I just stared, my half-drunk smoothie in my hand, trying to make sense of his words.
His teasing smile told me he knew this. “A farmer—apparently one of the ones who supplies the market on Saturday morning—planted an acre of sunflowers and then cut out a maze? Or something like that. Hannah says there will be food trucks and local goods. Tova is mainly going for the cotton candy.”
Well, I was a sucker for cotton candy.
Was Sami free? Would she want to go with me? With us ?
Here was a prime example of what I’d been obsessing over before: humans and orcs living and playing together. Accepting one another in a peaceful place. Humans and orcs Mated , with kitlings, both biologically their own and adopted.

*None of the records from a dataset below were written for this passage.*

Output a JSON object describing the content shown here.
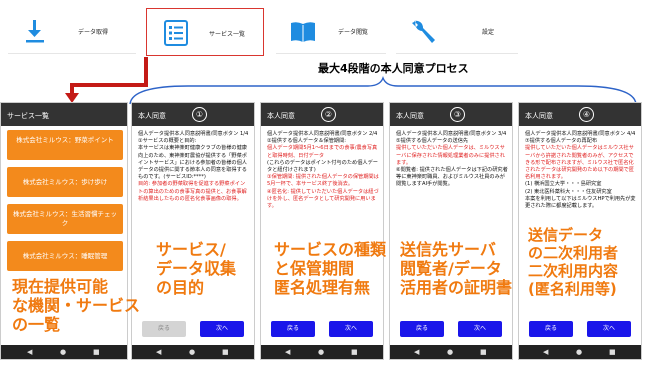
{
  "nav": [
    {
      "label": "データ取得",
      "icon": "download-icon",
      "active": false
    },
    {
      "label": "サービス一覧",
      "icon": "list-icon",
      "active": true
    },
    {
      "label": "データ閲覧",
      "icon": "book-icon",
      "active": false
    },
    {
      "label": "設定",
      "icon": "wrench-icon",
      "active": false
    }
  ],
  "process_title": "最大4段階の本人同意プロセス",
  "list_screen": {
    "header": "サービス一覧",
    "items": [
      "株式会社ミルウス：野菜ポイント",
      "株式会社ミルウス：歩け歩け",
      "株式会社ミルウス：生活習慣チェック",
      "株式会社ミルウス：睡眠管理"
    ]
  },
  "screens": [
    {
      "header": "本人同意",
      "step": "①",
      "doc_title": "個人データ提供本人同意説明書/同意ボタン 1/4",
      "body": [
        "①サービスの概要と目的:",
        "本サービスは東神楽町健康クラブの皆様の健康向上のため、東神楽町農協が提供する「野菜ポイントサービス」における参加者の皆様の個人データの提供に関する節本人の同意を取得するものです。(サービスID:****)",
        "目的: 参加者の野菜取得を促進する野菜ポイントの算出のための食事写真の提供と、お食事解析結果出したものの匿名化食事画像の取得。"
      ],
      "back": "戻る",
      "back_disabled": true,
      "next": "次へ"
    },
    {
      "header": "本人同意",
      "step": "②",
      "doc_title": "個人データ提供本人同意説明書/同意ボタン 2/4",
      "body": [
        "②提供する個人データ＆保管期間:",
        "個人データ期間5月1〜6日までの食事/農食写真と取得時刻、日付データ",
        "(これらのデータはポイント付与のため個人データと紐付けされます)",
        "③保管期間: 提供された個人データの保管期間は5月一杯で、本サービス終了後消去。",
        "④匿名化: 提供していただいた個人データは紐づけを外し、匿名データとして研究開発に用います。"
      ],
      "back": "戻る",
      "back_disabled": false,
      "next": "次へ"
    },
    {
      "header": "本人同意",
      "step": "③",
      "doc_title": "個人データ提供本人同意説明書/同意ボタン 3/4",
      "body": [
        "⑤提供する個人データの送信先",
        "提供していただいた個人データは、ミルウスサーバに保存された情報処理業者のみに提供されます。",
        "⑥閲覧者: 提供された個人データは下記の研究者等に東神楽町職員、およびミルウス社員のみが閲覧しますAI手が閲覧。"
      ],
      "back": "戻る",
      "back_disabled": false,
      "next": "次へ"
    },
    {
      "header": "本人同意",
      "step": "④",
      "doc_title": "個人データ提供本人同意説明書/同意ボタン 4/4",
      "body": [
        "⑦提供する個人データの再配布",
        "提供していただいた個人データはミルウス社サーバから許諾された閲覧者のみが、アクセスできる形で配布されますが、ミルウス社で匿名化されたデータは研究開発のため以下の期間で匿名利用されます。",
        "(1) 横浜国立大学・・・島研究室",
        "(2) 東北医科薬科大・・・住友研究室",
        "本案を利用して以下はミルウスHPで利用先が変更された際に都度記載します。"
      ],
      "back": "戻る",
      "back_disabled": false,
      "next": "次へ"
    }
  ],
  "captions": [
    {
      "text": [
        "現在提供可能",
        "な機関・サービス",
        "の一覧"
      ],
      "style": "orange"
    },
    {
      "text": [
        "サービス/",
        "データ収集",
        "の目的"
      ],
      "style": "white"
    },
    {
      "text": [
        "サービスの種類",
        "と保管期間",
        "匿名処理有無"
      ],
      "style": "white"
    },
    {
      "text": [
        "送信先サーバ",
        "閲覧者/データ",
        "活用者の証明書"
      ],
      "style": "white"
    },
    {
      "text": [
        "送信データ",
        "の二次利用者",
        "二次利用内容",
        "(匿名利用等)"
      ],
      "style": "white"
    }
  ],
  "colors": {
    "accent_orange": "#f38a1c",
    "button_blue": "#1a16ea",
    "highlight_red": "#d9362f",
    "header_dark": "#333333"
  }
}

I imagined myself one day bringing foster children of my own to an event like the Sunflower Maze, and I couldn’t imagine anyone else at my side but Sami. Was this a futile dream? Was our marriage set to dissolve in eleven short months?
Or could I convince her that we could have a future together?
You are worthy of pleasure, Tarkhan. You deserve happiness.
Last night, she’d broken me, emptied me…and then began to fill me back up again. How could I explain to her that my own chance of that happiness, that pleasure…was with her?